Possible Duplicate:
Multiprocessing launching too many instances of Python VM
I'm trying to use python multiprocess to parallelize web fetching, but I'm finding that the application calling the multiprocessing gets instantiated multiple times, not just the function I want called (which is a problem for me as the caller has some dependencies on a library that is slow to instantiate - losing most of my performance gains from parallelism).
What am I doing wrong or how is this avoided?
my_app.py:
from url_fetcher import url_fetch, parallel_fetch
import my_slow_stuff
my_slow_stuff.py:
if __name__ == '__main__':
import datetime
urls = ['http://www.microsoft.com'] * 20
results = parallel_fetch(urls, fn=url_fetch)
print([x[:20] for x in results])
class MySlowStuff(object):
import time
print('doing slow stuff')
time.sleep(0)
print('done slow stuff')
url_fetcher.py:
import multiprocessing
import urllib
def url_fetch(url):
#return urllib.urlopen(url).read()
return url
def parallel_fetch(urls, fn):
PROCESSES = 10
CHUNK_SIZE = 1
pool = multiprocessing.Pool(PROCESSES)
results = pool.imap(fn, urls, CHUNK_SIZE)
return results
if __name__ == '__main__':
import datetime
urls = ['http://www.microsoft.com'] * 20
results = parallel_fetch(urls, fn=url_fetch)
print([x[:20] for x in results])
partial output:
$ python my_app.py
doing slow stuff
done slow stuff
doing slow stuff
done slow stuff
doing slow stuff
done slow stuff
doing slow stuff
done slow stuff
doing slow stuff
done slow stuff
...
Python multiprocessing module for Windows behaves slightly differently because Python doesn't implement os.fork()
on this platform.

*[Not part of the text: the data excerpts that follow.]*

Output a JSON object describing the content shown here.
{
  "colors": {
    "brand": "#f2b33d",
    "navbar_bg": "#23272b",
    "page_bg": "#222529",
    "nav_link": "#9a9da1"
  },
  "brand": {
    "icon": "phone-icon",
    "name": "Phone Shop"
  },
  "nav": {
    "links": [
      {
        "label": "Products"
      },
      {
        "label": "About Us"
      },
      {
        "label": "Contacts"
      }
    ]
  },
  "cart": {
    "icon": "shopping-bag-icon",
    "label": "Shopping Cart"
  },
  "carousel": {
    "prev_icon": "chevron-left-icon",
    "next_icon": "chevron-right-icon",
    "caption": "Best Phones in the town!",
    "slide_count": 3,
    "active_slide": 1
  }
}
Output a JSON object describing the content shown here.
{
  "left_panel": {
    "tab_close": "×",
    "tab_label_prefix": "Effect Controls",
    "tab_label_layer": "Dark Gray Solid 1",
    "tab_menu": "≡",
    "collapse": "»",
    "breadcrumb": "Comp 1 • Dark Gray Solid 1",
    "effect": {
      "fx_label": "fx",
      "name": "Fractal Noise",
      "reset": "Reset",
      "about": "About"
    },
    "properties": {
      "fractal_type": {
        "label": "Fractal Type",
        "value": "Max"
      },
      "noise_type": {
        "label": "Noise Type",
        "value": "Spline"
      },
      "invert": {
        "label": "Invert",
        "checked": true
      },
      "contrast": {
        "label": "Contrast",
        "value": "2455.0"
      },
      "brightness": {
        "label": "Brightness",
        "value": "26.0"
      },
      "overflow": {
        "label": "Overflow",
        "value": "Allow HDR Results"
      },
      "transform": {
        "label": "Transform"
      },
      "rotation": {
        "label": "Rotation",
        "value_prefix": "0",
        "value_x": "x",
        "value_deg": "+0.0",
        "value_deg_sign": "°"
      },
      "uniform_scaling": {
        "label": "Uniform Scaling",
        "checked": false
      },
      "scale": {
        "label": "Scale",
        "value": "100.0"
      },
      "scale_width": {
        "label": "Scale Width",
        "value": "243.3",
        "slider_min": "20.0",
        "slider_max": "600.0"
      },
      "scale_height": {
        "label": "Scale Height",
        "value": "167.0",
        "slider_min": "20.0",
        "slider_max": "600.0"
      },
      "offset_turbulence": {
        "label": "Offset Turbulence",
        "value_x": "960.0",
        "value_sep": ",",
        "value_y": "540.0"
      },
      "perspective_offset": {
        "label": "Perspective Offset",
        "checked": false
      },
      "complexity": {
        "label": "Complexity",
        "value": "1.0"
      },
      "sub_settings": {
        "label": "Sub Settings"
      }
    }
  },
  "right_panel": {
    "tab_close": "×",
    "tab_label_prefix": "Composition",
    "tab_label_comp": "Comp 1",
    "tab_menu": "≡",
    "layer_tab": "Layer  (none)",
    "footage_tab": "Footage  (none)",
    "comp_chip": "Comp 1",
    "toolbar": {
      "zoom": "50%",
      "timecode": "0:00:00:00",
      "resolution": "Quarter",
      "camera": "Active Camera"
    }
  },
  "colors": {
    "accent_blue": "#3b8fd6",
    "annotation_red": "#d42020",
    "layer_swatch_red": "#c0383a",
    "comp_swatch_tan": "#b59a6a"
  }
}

In particular:
Safe importing of main module
Make sure that the main module can be safely imported by a new Python interpreter without causing unintended side effects (such a starting a new process).
Here, global class MySlowStuff
gets always evaluated by newly started child processes on Windows. To fix that class MySlowStuff
should be defined only when __name__ == '__main__'
.
See 16.6.3.2. Windows for more details.